O candidato à presidência da República, visit this site Geraldo Alckmin (PSDB/PFL), viagra buy endossou hoje (19) a política de corte de gastos públicos defendida por um de seus asessores, pills o ex-secretário paulista da Fazenda Yoshiaki Nakano. “O governo não pode gastar mais do que arrecada e isso é óbvio”, afirmou o candidato.
O programa de governo do tucano afirma que é possível cortar gastos públicos até zerar o déficit das contas públicas. No ano passado, segundo o Tesouro Nacional, o governo federal teve um rombo de R$ 68 bilhões, o que corresponde a cerca de 3,5% do Produto Interno Bruto (PIB). O saldo negativo tem de ser coberto pelo governo com a rolagem da dívida pública.

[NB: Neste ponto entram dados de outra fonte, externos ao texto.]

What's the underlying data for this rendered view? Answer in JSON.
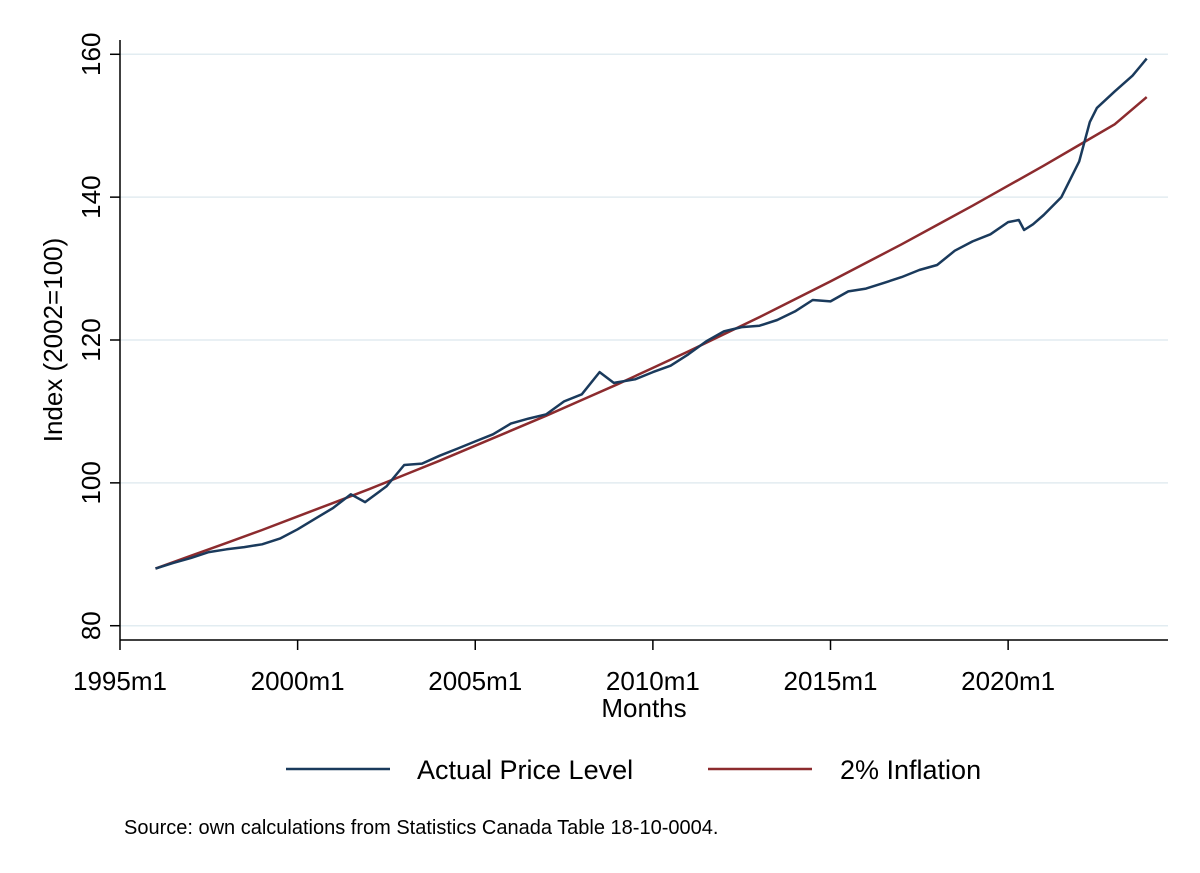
{
  "chart_data": {
    "type": "line",
    "xlabel": "Months",
    "ylabel": "Index (2002=100)",
    "xlim": [
      1995.0,
      2024.5
    ],
    "ylim": [
      78,
      162
    ],
    "x_ticks": [
      {
        "value": 1995.0,
        "label": "1995m1"
      },
      {
        "value": 2000.0,
        "label": "2000m1"
      },
      {
        "value": 2005.0,
        "label": "2005m1"
      },
      {
        "value": 2010.0,
        "label": "2010m1"
      },
      {
        "value": 2015.0,
        "label": "2015m1"
      },
      {
        "value": 2020.0,
        "label": "2020m1"
      }
    ],
    "y_ticks": [
      {
        "value": 80,
        "label": "80"
      },
      {
        "value": 100,
        "label": "100"
      },
      {
        "value": 120,
        "label": "120"
      },
      {
        "value": 140,
        "label": "140"
      },
      {
        "value": 160,
        "label": "160"
      }
    ],
    "grid": true,
    "legend_position": "bottom",
    "series": [
      {
        "name": "Actual Price Level",
        "color": "#1a3a5c",
        "points": [
          [
            1996.0,
            88.0
          ],
          [
            1996.5,
            88.8
          ],
          [
            1997.0,
            89.5
          ],
          [
            1997.5,
            90.3
          ],
          [
            1998.0,
            90.7
          ],
          [
            1998.5,
            91.0
          ],
          [
            1999.0,
            91.4
          ],
          [
            1999.5,
            92.2
          ],
          [
            2000.0,
            93.5
          ],
          [
            2000.5,
            95.0
          ],
          [
            2001.0,
            96.5
          ],
          [
            2001.5,
            98.4
          ],
          [
            2001.9,
            97.3
          ],
          [
            2002.5,
            99.5
          ],
          [
            2003.0,
            102.5
          ],
          [
            2003.5,
            102.7
          ],
          [
            2004.0,
            103.8
          ],
          [
            2004.5,
            104.8
          ],
          [
            2005.0,
            105.8
          ],
          [
            2005.5,
            106.8
          ],
          [
            2006.0,
            108.3
          ],
          [
            2006.5,
            109.0
          ],
          [
            2007.0,
            109.6
          ],
          [
            2007.5,
            111.4
          ],
          [
            2008.0,
            112.4
          ],
          [
            2008.5,
            115.5
          ],
          [
            2008.9,
            114.0
          ],
          [
            2009.5,
            114.5
          ],
          [
            2010.0,
            115.5
          ],
          [
            2010.5,
            116.4
          ],
          [
            2011.0,
            118.0
          ],
          [
            2011.5,
            119.8
          ],
          [
            2012.0,
            121.2
          ],
          [
            2012.5,
            121.8
          ],
          [
            2013.0,
            122.0
          ],
          [
            2013.5,
            122.8
          ],
          [
            2014.0,
            124.0
          ],
          [
            2014.5,
            125.6
          ],
          [
            2015.0,
            125.4
          ],
          [
            2015.5,
            126.8
          ],
          [
            2016.0,
            127.2
          ],
          [
            2016.5,
            128.0
          ],
          [
            2017.0,
            128.8
          ],
          [
            2017.5,
            129.8
          ],
          [
            2018.0,
            130.5
          ],
          [
            2018.5,
            132.5
          ],
          [
            2019.0,
            133.8
          ],
          [
            2019.5,
            134.8
          ],
          [
            2020.0,
            136.5
          ],
          [
            2020.3,
            136.8
          ],
          [
            2020.45,
            135.4
          ],
          [
            2020.7,
            136.2
          ],
          [
            2021.0,
            137.5
          ],
          [
            2021.5,
            140.0
          ],
          [
            2022.0,
            145.0
          ],
          [
            2022.3,
            150.5
          ],
          [
            2022.5,
            152.5
          ],
          [
            2023.0,
            154.8
          ],
          [
            2023.5,
            157.0
          ],
          [
            2023.75,
            158.5
          ],
          [
            2023.9,
            159.4
          ]
        ]
      },
      {
        "name": "2% Inflation",
        "color": "#8c2b2e",
        "points": [
          [
            1996.0,
            88.0
          ],
          [
            1997.0,
            89.8
          ],
          [
            1998.0,
            91.6
          ],
          [
            1999.0,
            93.4
          ],
          [
            2000.0,
            95.3
          ],
          [
            2001.0,
            97.2
          ],
          [
            2002.0,
            99.1
          ],
          [
            2003.0,
            101.1
          ],
          [
            2004.0,
            103.1
          ],
          [
            2005.0,
            105.2
          ],
          [
            2006.0,
            107.3
          ],
          [
            2007.0,
            109.4
          ],
          [
            2008.0,
            111.6
          ],
          [
            2009.0,
            113.8
          ],
          [
            2010.0,
            116.1
          ],
          [
            2011.0,
            118.4
          ],
          [
            2012.0,
            120.8
          ],
          [
            2013.0,
            123.2
          ],
          [
            2014.0,
            125.7
          ],
          [
            2015.0,
            128.2
          ],
          [
            2016.0,
            130.8
          ],
          [
            2017.0,
            133.4
          ],
          [
            2018.0,
            136.1
          ],
          [
            2019.0,
            138.8
          ],
          [
            2020.0,
            141.6
          ],
          [
            2021.0,
            144.4
          ],
          [
            2022.0,
            147.3
          ],
          [
            2023.0,
            150.2
          ],
          [
            2023.9,
            154.0
          ]
        ]
      }
    ],
    "note": "Source: own calculations from Statistics Canada Table 18-10-0004."
  }
}
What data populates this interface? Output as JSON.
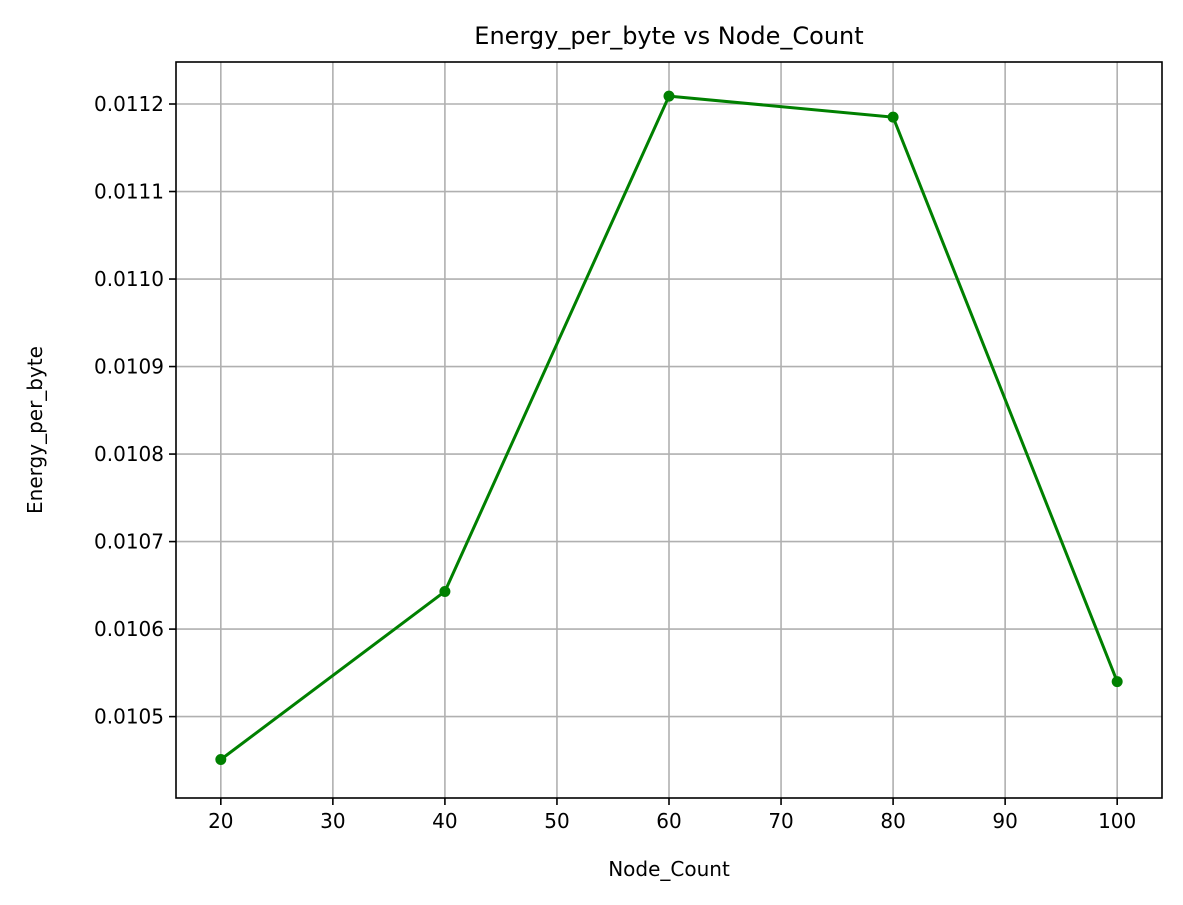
{
  "chart_data": {
    "type": "line",
    "title": "Energy_per_byte vs Node_Count",
    "xlabel": "Node_Count",
    "ylabel": "Energy_per_byte",
    "x": [
      20,
      40,
      60,
      80,
      100
    ],
    "series": [
      {
        "values": [
          0.010451,
          0.010643,
          0.011209,
          0.011185,
          0.01054
        ],
        "color": "#008000",
        "marker": "circle"
      }
    ],
    "xlim": [
      16,
      104
    ],
    "ylim": [
      0.010407,
      0.011248
    ],
    "xticks": [
      20,
      30,
      40,
      50,
      60,
      70,
      80,
      90,
      100
    ],
    "xtick_labels": [
      "20",
      "30",
      "40",
      "50",
      "60",
      "70",
      "80",
      "90",
      "100"
    ],
    "yticks": [
      0.0105,
      0.0106,
      0.0107,
      0.0108,
      0.0109,
      0.011,
      0.0111,
      0.0112
    ],
    "ytick_labels": [
      "0.0105",
      "0.0106",
      "0.0107",
      "0.0108",
      "0.0109",
      "0.0110",
      "0.0111",
      "0.0112"
    ],
    "grid": true,
    "grid_color": "#b0b0b0",
    "legend": "none"
  }
}
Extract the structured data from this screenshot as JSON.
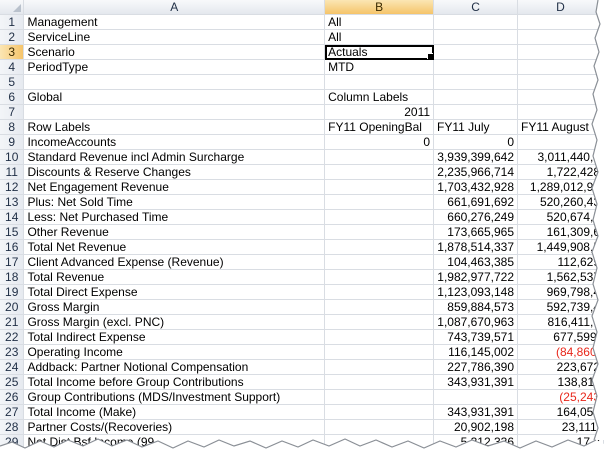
{
  "columns": [
    "A",
    "B",
    "C",
    "D"
  ],
  "active_column": "B",
  "active_row": 3,
  "rows": [
    {
      "n": "1",
      "a": "Management",
      "b": "All",
      "c": "",
      "d": ""
    },
    {
      "n": "2",
      "a": "ServiceLine",
      "b": "All",
      "c": "",
      "d": ""
    },
    {
      "n": "3",
      "a": "Scenario",
      "b": "Actuals",
      "c": "",
      "d": ""
    },
    {
      "n": "4",
      "a": "PeriodType",
      "b": "MTD",
      "c": "",
      "d": ""
    },
    {
      "n": "5",
      "a": "",
      "b": "",
      "c": "",
      "d": ""
    },
    {
      "n": "6",
      "a": "Global",
      "b": "Column Labels",
      "c": "",
      "d": ""
    },
    {
      "n": "7",
      "a": "",
      "b": "2011",
      "c": "",
      "d": ""
    },
    {
      "n": "8",
      "a": "Row Labels",
      "b": "FY11 OpeningBal",
      "c": "FY11 July",
      "d": "FY11 August"
    },
    {
      "n": "9",
      "a": "IncomeAccounts",
      "b": "0",
      "c": "0",
      "d": ""
    },
    {
      "n": "10",
      "a": "Standard Revenue incl Admin Surcharge",
      "b": "",
      "c": "3,939,399,642",
      "d": "3,011,440,9"
    },
    {
      "n": "11",
      "a": "Discounts & Reserve Changes",
      "b": "",
      "c": "2,235,966,714",
      "d": "1,722,428"
    },
    {
      "n": "12",
      "a": "Net Engagement Revenue",
      "b": "",
      "c": "1,703,432,928",
      "d": "1,289,012,92"
    },
    {
      "n": "13",
      "a": "Plus: Net Sold Time",
      "b": "",
      "c": "661,691,692",
      "d": "520,260,43"
    },
    {
      "n": "14",
      "a": "Less: Net Purchased Time",
      "b": "",
      "c": "660,276,249",
      "d": "520,674,5"
    },
    {
      "n": "15",
      "a": "Other Revenue",
      "b": "",
      "c": "173,665,965",
      "d": "161,309,6"
    },
    {
      "n": "16",
      "a": "Total Net Revenue",
      "b": "",
      "c": "1,878,514,337",
      "d": "1,449,908,5"
    },
    {
      "n": "17",
      "a": "Client Advanced Expense (Revenue)",
      "b": "",
      "c": "104,463,385",
      "d": "112,629"
    },
    {
      "n": "18",
      "a": "Total Revenue",
      "b": "",
      "c": "1,982,977,722",
      "d": "1,562,537"
    },
    {
      "n": "19",
      "a": "Total Direct Expense",
      "b": "",
      "c": "1,123,093,148",
      "d": "969,798,4"
    },
    {
      "n": "20",
      "a": "Gross Margin",
      "b": "",
      "c": "859,884,573",
      "d": "592,739,4"
    },
    {
      "n": "21",
      "a": "Gross Margin (excl. PNC)",
      "b": "",
      "c": "1,087,670,963",
      "d": "816,411,6"
    },
    {
      "n": "22",
      "a": "Total Indirect Expense",
      "b": "",
      "c": "743,739,571",
      "d": "677,599,"
    },
    {
      "n": "23",
      "a": "Operating Income",
      "b": "",
      "c": "116,145,002",
      "d": "(84,860,"
    },
    {
      "n": "24",
      "a": "Addback: Partner Notional Compensation",
      "b": "",
      "c": "227,786,390",
      "d": "223,672"
    },
    {
      "n": "25",
      "a": "Total Income before Group Contributions",
      "b": "",
      "c": "343,931,391",
      "d": "138,811"
    },
    {
      "n": "26",
      "a": "Group Contributions (MDS/Investment Support)",
      "b": "",
      "c": "",
      "d": "(25,243"
    },
    {
      "n": "27",
      "a": "Total Income (Make)",
      "b": "",
      "c": "343,931,391",
      "d": "164,055"
    },
    {
      "n": "28",
      "a": "Partner Costs/(Recoveries)",
      "b": "",
      "c": "20,902,198",
      "d": "23,111,"
    },
    {
      "n": "29",
      "a": "Net Dist Bsf Income (99",
      "b": "",
      "c": "5,312,336",
      "d": "17,3"
    }
  ]
}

“Nakano tem toda a razão e, pra nós, essa questão fiscal é uma questão central”, defendeu ele. Em entrevista à imprensa, na semana passada, o economista havia defendido o ajuste fiscal. Em seu programa de governo, Alckmin também promete aumentar o ajuste fiscal como forma de atingir o equilíbrio das contas públicas.
Alckmin considera que "o ideal é zerar o déficit o mais rápido possível". "Se vai fazer em 4 ou 5 anos, é uma questão a ser verificada”. Em seu programa, define como meta zerar o déficit no último ano do próximo mandato.
Apesar de defender a redução de gastos, o candidato afirmou que esse corte não implica em diminuição ou descontinuidade dos programas de assistência social da atual gestão. "Governar é escolher e você não precisa cortar na área social porque quando há uma melhoria de gestão dá para sobrar dinheiro para o social".
Alckmin conversou com jornalistas, após participar de uma entrevista ao jornal a Folha de São Paulo, no centro de São Paulo.
A prolongada disputa entre Guatemala e Venezuela por uma vaga temporária no Conselho de Segurança da ONU deve ter uma pausa de pelo menos cinco dias para que os países latino-americanos tentem resolver o impasse, see disseram diplomatas na quinta-feira.
Após três dias e 30 turnos de votação, a Guatemala continuava na quinta-feira liderando por uma margem de 20 a 30 votos. Mas nenhum dos dois países obtinha os 128 votos (dois terços dos 192 países da ONU) necessários. A Guatemala tem apoio explícito dos Estados Unidos, enquanto a Venezuela vê sua candidatura como uma batalha contra Washington e contra o embaixador norte-americano na ONU, John Bolton.
“O senhor Bolton não conseguiu nos manter fora da corrida”, disse o embaixador venezuelano na ONU, Francisco Arias Cárdenas. O presidente Hugo Chávez tenta criar uma aliança anti-americana com países da Ásia, da África e do Oriente Médio. Perder a vaga será um duro golpe nas ambições dele de ter uma maior influência internacional.
A votação paralisou a Assembléia Geral durante três dias nesta semana, mas vários diplomatas latino-americanos disseram que a disputa vai parar na sexta-feira para que a assembléia cuide de outros temas e também na segunda e terças-feiras por causa do feriado islâmico do Eid El Fitr.
O chanceler da Guatemala, Gert Rosenthal, disse que preferia um recesso maior e menos votações nesse “teatro do absurdo”, mas outros países, inclusive a Venezuela, discordaram. Rosenthal disse que, enquanto a Venezuela não desistir, a Guatemala também não tem opção senão continuar.
Bolton mostrou-se de acordo. “A coisa honrada a fazer seria o candidato que perdeu 28 das 29 votações se retirar. A Venezuela insiste em submeter todo mundo a tudo isso – votação após votação após votação”. A Guatemala nunca participou do Conselho de Segurança, cujas decisões sobre guerra e paz são obrigatórias para todos os países. A Venezuela já teve quatro mandatos no órgão.
O embaixador do Equador na ONU, Diego Cordovez, que comanda o grupo de 32 países latino-americanos e caribenhos, disse que não pretende convocar uma reunião formal, a não ser que haja sinais de que poderia haver acordo. A votação começou na segunda-feira. Na quarta, os 32 países latino-americanos e caribenhos se reuniram, mas sem chegar a um acordo nem definir um terceiro candidato, de consenso. O Conselho de Segurança tem 15 vagas. Cinco delas são permanentes e dão poder de veto a Estados Unidos, Rússia, China, França e Grã-Bretanha.
As outras dez, sem poder de veto, obedecem a um sistema de rodízios regionais, com mandatos de dois anos. África do Sul, Indonésia, Itália e Bélgica foram eleitos na segunda-feira para o período 2007/08. A vaga em disputa na América Latina atualmente é ocupada pela Argentina.